Chinese-born media artist Chi Jang Yin is known for her conceptual, documentary work, which comments upon the state of Chinese culture, past and present. She often imbues her work with elements from her background in photography and performance art. She received her BA and her MFA from The School of the Art Institute of Chicago in 2000. Her videos were recently awarded: Honorable Mention at the In-Out Festival, Poland; Best Film on Architecture at the Asolo Art Film Festival, Italy; and Second Grand Prize at the Athens International Film Festival, Ohio. Her work has screened at the 2008 Asian Art Biennial at the Taiwan National Museum of Fine Arts, Taichung, the Los Angeles Film Festival, and the International Documentary Festival Amsterdam (IDFA).

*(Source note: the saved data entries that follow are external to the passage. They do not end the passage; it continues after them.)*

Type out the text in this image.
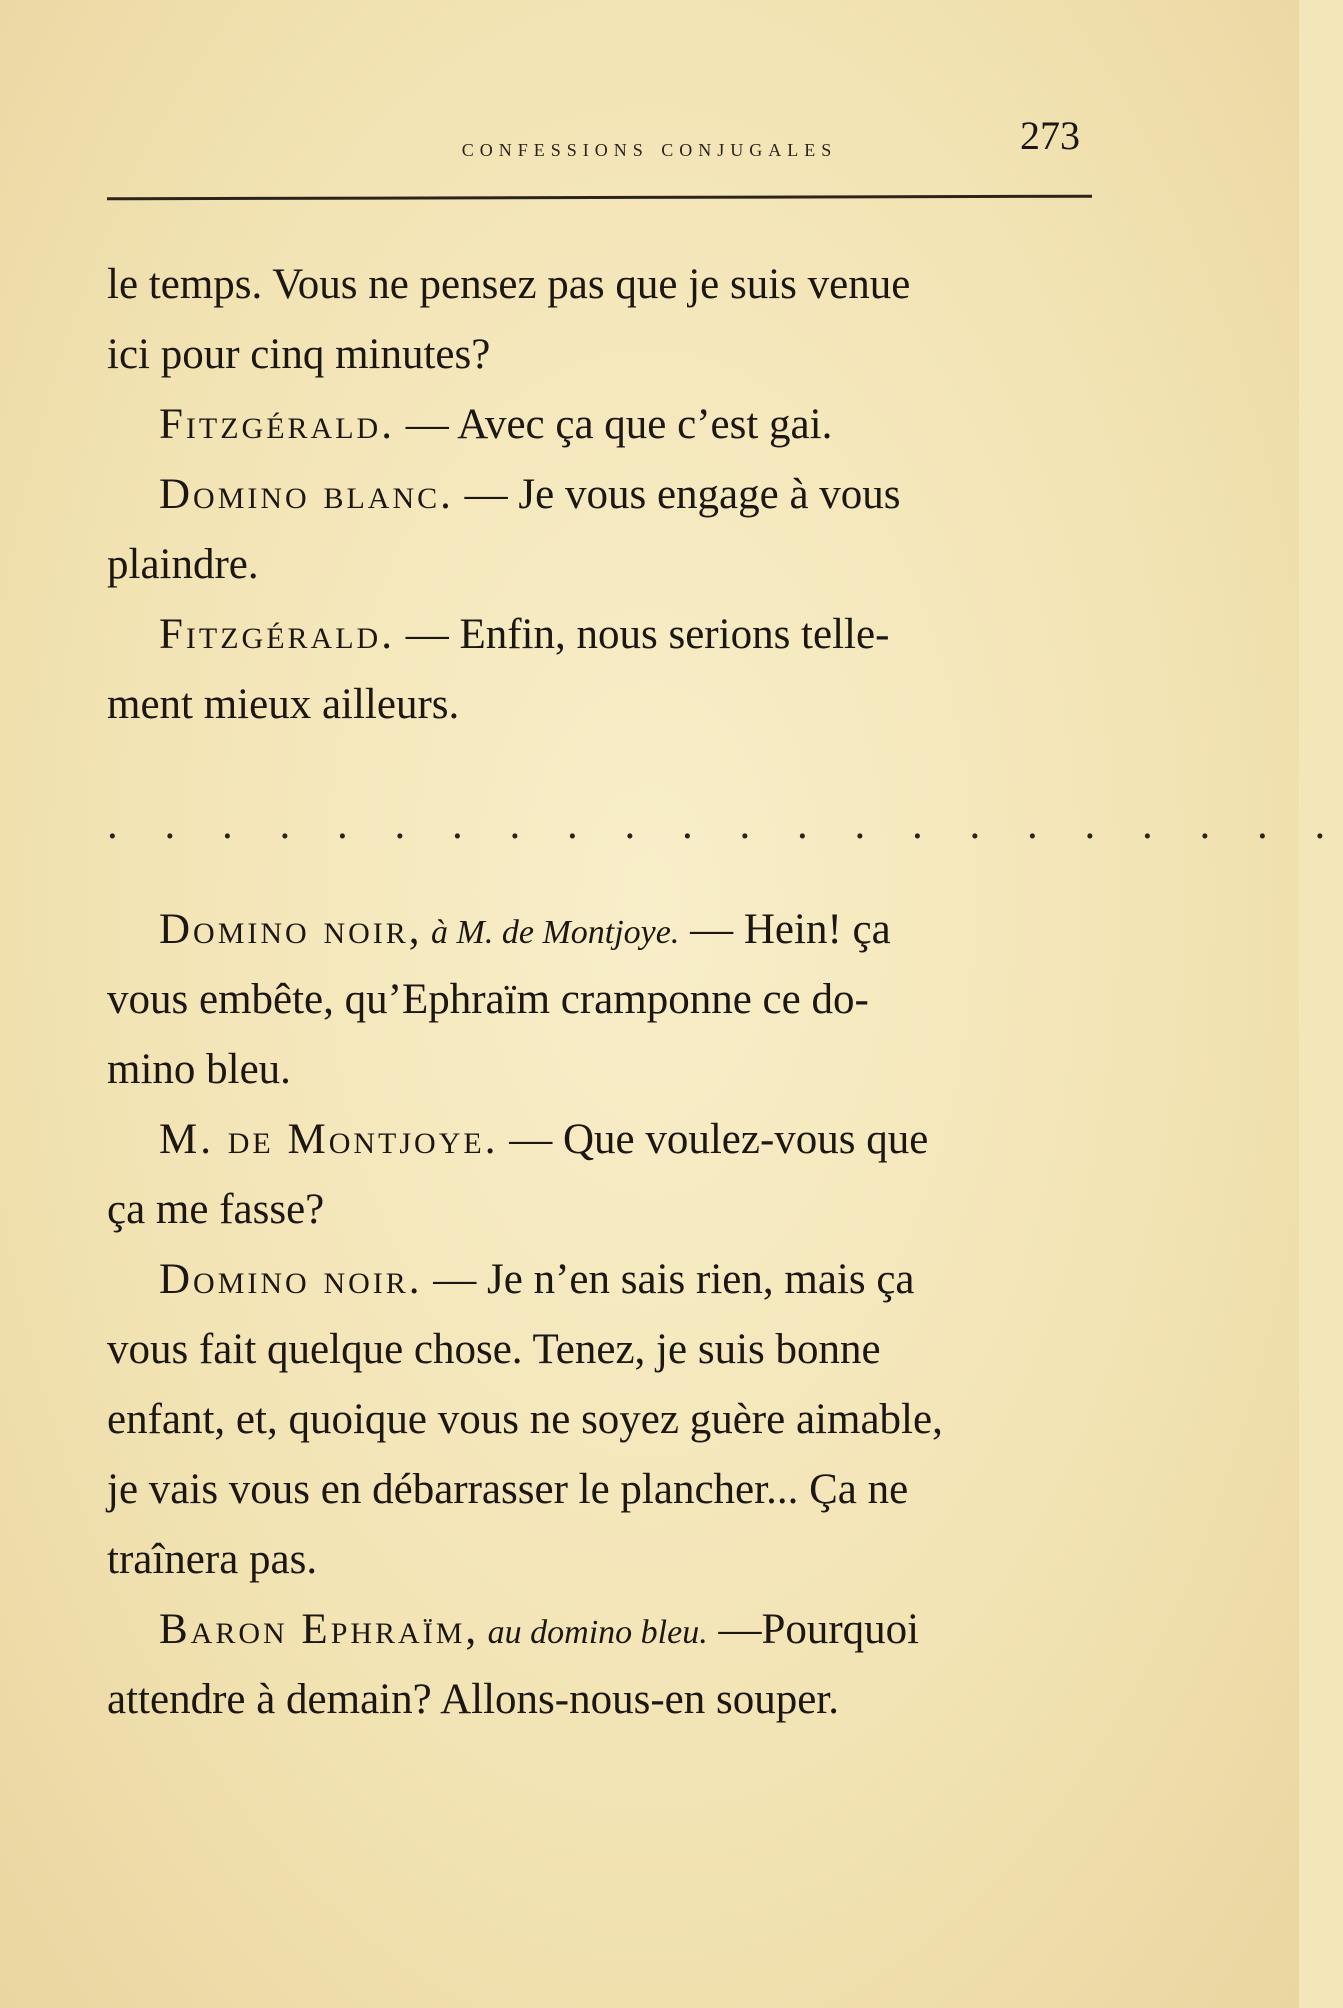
confessions conjugales	273
le temps. Vous ne pensez pas que je suis venue
ici pour cinq minutes?
Fitzgérald. — Avec ça que c’est gai.
Domino blanc. — Je vous engage à vous
plaindre.
Fitzgérald. — Enfin, nous serions telle-
ment mieux ailleurs.
. . . . . . . . . . . . . . . . . . . . . .
Domino noir, à M. de Montjoye. — Hein! ça
vous embête, qu’Ephraïm cramponne ce do-
mino bleu.
M. de Montjoye. — Que voulez-vous que
ça me fasse?
Domino noir. — Je n’en sais rien, mais ça
vous fait quelque chose. Tenez, je suis bonne
enfant, et, quoique vous ne soyez guère aimable,
je vais vous en débarrasser le plancher... Ça ne
traînera pas.
Baron Ephraïm, au domino bleu. —Pourquoi
attendre à demain? Allons-nous-en souper.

Ignatiy Vishnevetsky is one of the new co-hosts for Ebert’s At The Movies, a critic and essayist for MUBI.com, co-founder of the acclaimed Cine-File.info, and a contributor to the Chicago Reader. Prior to becoming a film critic, Ignatiy worked as a translator for Novoe Literaturnoe Obozrenie, Russia’s premier literary journal. Born in the Soviet Union, Ignatiy moved to America when he was eight and soon moved to Chicago “because I could find more films to see here.” Ignatiy helps program the current Cine-File Selects series at the University of Chicago’s Doc Films, the nation’s oldest film society. He also co-manages the Odd Obsession underground and alternative video store.
Irvine Welsh is an acclaimed and often controversial writer of novels, stories and stage and screenplays. His book Trainspotting was made into a 1996 film of the same name directed by Danny Boyle which was nominated for an Independent Spirit Award and an Oscar. Welsh comes from Edinburgh, Scotland, and lives with his American wife Elizabeth, mainly in Chicago, IL and Miami, FL. He travels a great deal and his hobbies include socialising and sporting activities.